Wärmendes Sonnenlicht? Ausgeschlossen! Nicht hier, am Grunde des Ozeans. Unverhofft stieß das Wesen den alten Mann von sich. Wandte sich ab und verschwand mit der Strömung. Der Kopf des alten Mannes prallte gegen einen Felsen. Ein Schlag, der ihn durchschüttelte bis ins Mark.
Fantasierte er? Dem alten Mann war, als wendete das blassblaue Wesen aus dem Meer ihn behutsam auf den Rücken, wüsche sein fahles, bärtiges Gesicht. Blies es an, dass es abkühle. Zugleich senkte sich der Blick der unergründlich meergrünen Augen in seine Brust. Das Licht der Sonne wärmte.
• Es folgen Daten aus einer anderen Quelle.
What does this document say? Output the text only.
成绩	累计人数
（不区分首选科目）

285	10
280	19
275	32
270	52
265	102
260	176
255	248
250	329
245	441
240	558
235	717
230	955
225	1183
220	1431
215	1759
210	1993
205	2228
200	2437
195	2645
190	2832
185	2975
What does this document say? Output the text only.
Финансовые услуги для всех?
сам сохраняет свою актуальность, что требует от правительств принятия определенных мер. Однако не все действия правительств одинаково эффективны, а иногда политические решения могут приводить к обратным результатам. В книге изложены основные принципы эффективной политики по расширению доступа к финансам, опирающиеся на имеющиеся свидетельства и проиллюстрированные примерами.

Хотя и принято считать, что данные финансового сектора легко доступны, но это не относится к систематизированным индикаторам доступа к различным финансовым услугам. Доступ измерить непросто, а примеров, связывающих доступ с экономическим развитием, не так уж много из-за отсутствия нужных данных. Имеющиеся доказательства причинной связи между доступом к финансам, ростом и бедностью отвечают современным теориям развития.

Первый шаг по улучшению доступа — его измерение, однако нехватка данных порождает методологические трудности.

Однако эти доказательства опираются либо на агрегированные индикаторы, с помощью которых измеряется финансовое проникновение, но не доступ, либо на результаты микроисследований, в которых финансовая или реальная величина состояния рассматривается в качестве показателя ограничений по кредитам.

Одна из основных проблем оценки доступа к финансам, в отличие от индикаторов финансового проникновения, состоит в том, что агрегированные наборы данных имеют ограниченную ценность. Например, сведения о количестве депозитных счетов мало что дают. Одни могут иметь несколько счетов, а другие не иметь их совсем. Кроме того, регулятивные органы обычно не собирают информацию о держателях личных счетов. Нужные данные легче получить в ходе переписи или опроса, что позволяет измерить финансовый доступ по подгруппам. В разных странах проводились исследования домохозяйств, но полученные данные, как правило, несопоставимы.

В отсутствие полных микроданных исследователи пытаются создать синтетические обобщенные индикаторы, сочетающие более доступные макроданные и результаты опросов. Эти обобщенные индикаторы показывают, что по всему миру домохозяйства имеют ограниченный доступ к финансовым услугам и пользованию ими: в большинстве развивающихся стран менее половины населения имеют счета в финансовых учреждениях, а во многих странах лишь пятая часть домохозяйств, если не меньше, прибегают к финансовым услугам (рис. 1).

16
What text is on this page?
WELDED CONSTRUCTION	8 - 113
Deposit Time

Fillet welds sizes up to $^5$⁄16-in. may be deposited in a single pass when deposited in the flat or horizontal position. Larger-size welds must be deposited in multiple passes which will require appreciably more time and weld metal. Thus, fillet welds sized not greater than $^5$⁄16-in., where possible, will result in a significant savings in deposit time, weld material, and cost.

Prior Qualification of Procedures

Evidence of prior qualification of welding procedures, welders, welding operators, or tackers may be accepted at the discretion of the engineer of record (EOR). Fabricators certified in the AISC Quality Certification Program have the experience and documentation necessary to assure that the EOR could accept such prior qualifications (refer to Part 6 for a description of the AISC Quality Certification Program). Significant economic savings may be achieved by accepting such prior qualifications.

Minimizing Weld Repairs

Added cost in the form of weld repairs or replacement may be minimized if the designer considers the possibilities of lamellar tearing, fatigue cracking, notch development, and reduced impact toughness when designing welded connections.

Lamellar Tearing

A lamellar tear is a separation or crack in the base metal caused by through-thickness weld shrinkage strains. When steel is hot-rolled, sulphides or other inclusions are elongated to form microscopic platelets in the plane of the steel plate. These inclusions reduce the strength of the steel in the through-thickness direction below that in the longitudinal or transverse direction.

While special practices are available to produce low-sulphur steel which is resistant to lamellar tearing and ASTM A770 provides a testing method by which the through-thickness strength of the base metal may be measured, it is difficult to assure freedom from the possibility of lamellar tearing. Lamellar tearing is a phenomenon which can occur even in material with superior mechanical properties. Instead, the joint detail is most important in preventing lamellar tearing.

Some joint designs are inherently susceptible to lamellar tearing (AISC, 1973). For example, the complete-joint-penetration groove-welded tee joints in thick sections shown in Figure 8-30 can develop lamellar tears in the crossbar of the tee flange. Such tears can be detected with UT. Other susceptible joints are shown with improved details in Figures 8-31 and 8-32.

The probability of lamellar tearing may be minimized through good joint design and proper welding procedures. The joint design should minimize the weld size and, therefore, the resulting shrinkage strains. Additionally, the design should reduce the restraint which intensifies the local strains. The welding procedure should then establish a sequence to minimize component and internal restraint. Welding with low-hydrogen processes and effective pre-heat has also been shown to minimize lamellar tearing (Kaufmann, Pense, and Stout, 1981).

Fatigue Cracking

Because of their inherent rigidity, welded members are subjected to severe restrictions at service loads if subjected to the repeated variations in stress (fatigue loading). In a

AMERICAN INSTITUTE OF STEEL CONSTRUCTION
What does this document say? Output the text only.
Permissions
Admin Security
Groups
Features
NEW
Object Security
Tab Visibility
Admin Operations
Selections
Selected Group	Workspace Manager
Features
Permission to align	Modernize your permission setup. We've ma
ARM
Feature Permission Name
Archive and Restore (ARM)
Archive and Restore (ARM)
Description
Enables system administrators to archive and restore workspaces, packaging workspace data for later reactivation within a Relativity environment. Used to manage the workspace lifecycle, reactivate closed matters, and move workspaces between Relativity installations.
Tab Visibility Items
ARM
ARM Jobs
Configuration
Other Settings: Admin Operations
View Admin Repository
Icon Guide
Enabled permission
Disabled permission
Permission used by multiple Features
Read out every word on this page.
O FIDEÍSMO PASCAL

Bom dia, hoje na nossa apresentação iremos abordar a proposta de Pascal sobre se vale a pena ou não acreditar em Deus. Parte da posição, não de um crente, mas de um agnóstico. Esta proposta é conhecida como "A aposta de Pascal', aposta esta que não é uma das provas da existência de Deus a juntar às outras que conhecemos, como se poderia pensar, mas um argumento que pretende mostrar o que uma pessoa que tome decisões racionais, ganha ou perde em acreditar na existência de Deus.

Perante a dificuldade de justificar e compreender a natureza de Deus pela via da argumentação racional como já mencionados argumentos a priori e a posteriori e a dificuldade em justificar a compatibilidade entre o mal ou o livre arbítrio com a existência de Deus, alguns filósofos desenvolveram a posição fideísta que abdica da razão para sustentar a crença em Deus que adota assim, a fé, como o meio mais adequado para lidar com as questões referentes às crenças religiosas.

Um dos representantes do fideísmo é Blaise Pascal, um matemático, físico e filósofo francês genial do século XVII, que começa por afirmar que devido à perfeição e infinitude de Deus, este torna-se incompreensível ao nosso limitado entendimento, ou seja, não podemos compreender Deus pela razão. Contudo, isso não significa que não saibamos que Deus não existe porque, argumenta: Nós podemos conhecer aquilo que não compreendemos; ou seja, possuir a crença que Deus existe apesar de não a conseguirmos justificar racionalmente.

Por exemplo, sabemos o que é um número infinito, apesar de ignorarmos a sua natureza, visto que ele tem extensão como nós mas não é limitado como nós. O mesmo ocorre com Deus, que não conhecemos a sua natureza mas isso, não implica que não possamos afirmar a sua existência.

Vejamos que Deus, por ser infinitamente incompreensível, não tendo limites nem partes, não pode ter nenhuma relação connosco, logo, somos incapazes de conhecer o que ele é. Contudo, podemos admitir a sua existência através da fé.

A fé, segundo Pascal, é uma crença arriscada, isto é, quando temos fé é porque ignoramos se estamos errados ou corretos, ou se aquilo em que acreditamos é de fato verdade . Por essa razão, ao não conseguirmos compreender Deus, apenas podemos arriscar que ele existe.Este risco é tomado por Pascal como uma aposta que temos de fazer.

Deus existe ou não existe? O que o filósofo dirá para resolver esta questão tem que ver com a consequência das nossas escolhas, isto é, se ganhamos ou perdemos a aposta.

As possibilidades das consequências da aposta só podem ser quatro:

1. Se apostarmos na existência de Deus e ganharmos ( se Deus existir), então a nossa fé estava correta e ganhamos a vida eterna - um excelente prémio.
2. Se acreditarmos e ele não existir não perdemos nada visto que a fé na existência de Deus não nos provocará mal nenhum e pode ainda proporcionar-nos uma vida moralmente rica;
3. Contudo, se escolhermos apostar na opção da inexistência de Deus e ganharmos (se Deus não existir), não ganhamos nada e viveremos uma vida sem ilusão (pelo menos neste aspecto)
„… Ein kleiner Fisch kam aus Norden aufs Boot zu geschwommen. Es war eine Flunder, und sie schwamm dicht unter der Oberfläche. Der alte Mann konnte sehen, dass sie sehr müde war …“
„… Es waren die kleinen Vögel, die die Grossmutter Fische nannte, denn sonst hätten es die Kinder nicht verstehen können, da sie nie einen Vogel gesehen hatten. …“
Der Blick aus dem Fenster erinnert dich an die Welt dort draussen. Bist am Ende des Ganges angelangt. Im Altenheim nebenan stellt man das Fenster auf Kipp, wenn eine Geschichte zu Ende erzählt ist. Luft! Du öffnest das Fenster einen Spalt weit. Das Lied einer Amsel weht hinein.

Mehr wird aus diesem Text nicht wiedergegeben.